Besides IMT, PWV, α, β, and CC did show good diagnostic performance of in discriminating different coronary lesion in our study. However, there was still a little difference. At an earlier stage, for the patients with only coronary atherosclerosis, β presented the highest diagnostic accuracy, even higher than that of IMT, which might be a support that functional impairment of the arterial wall may occur early in the atherosclerotic process [33]. Furthermore, β also exhibited excellent diagnostic accuracy of single-lesion with sensitivity of 90.91% and specificity of 92.59%. Functional arterial changes may be a marker for the onset of vascular disease before manifestation of symptoms or for the detection of preclinical atherosclerotic lesions [35, 36]. PWV was found to have the high diagnostic accuracy for the prediction of multiple coronary lesions (AUC = 0.9637). The results, for the first time, raised the concern that different stage during coronary atherosclerotic changes might need different biomarkers to predict or diagnose.

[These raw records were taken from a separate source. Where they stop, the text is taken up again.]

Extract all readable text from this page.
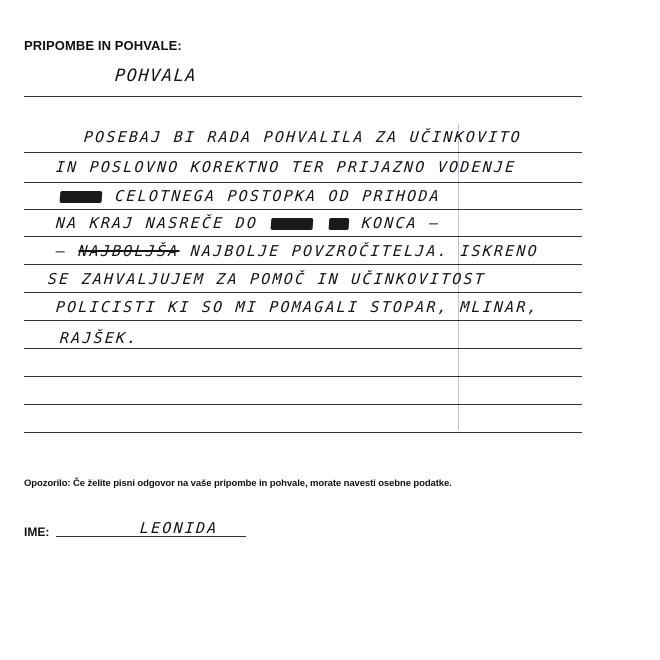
PRIPOMBE IN POHVALE:
POHVALA
POSEBAJ BI RADA POHVALILA ZA UČINKOVITO
IN POSLOVNO KOREKTNO TER PRIJAZNO VODENJE
CELOTNEGA POSTOPKA OD PRIHODA
NA KRAJ NASREČE DO	KONCA –
– NAJBOLJŠA NAJBOLJE POVZROČITELJA. ISKRENO
SE ZAHVALJUJEM ZA POMOČ IN UČINKOVITOST
POLICISTI KI SO MI POMAGALI STOPAR, MLINAR,
RAJŠEK.
Opozorilo: Če želite pisni odgovor na vaše pripombe in pohvale, morate navesti osebne podatke.
IME:	LEONIDA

There were some limitations to our study. First, the IMT measurement site in the study was plaque-free. Total 43 (14%) subjects were found to have plaques locating exactly right the measurement site in the posterior wall of carotid wall. We had to choose an adjacent site as the ROIs. Considering that both the effect of plaque and different hemodynamics, the stiffness would be different. Second, we did not account the presence of plaques and the value of plaque scores, which was confirmed to be strongly correlated with CAD by several studies [37–39]. Further research with quantitative analysis of carotid plaques should be carried out to verify the present results and validate the predictive value of CCA morphological and functional variables in diagnosing CAD. Last, the number of patients in each group was relatively small, resulting in low statistical power.
Ultrasonographic modalities provide great opportunity to non-invasive imaging both vascular structural and functional changes in large-scale population study. The changes were closely related with detectable coronary lesions. Both QIMT and QAS techniques applied in carotid artery are likely to play a role in CV risk prediction of patients with CAD.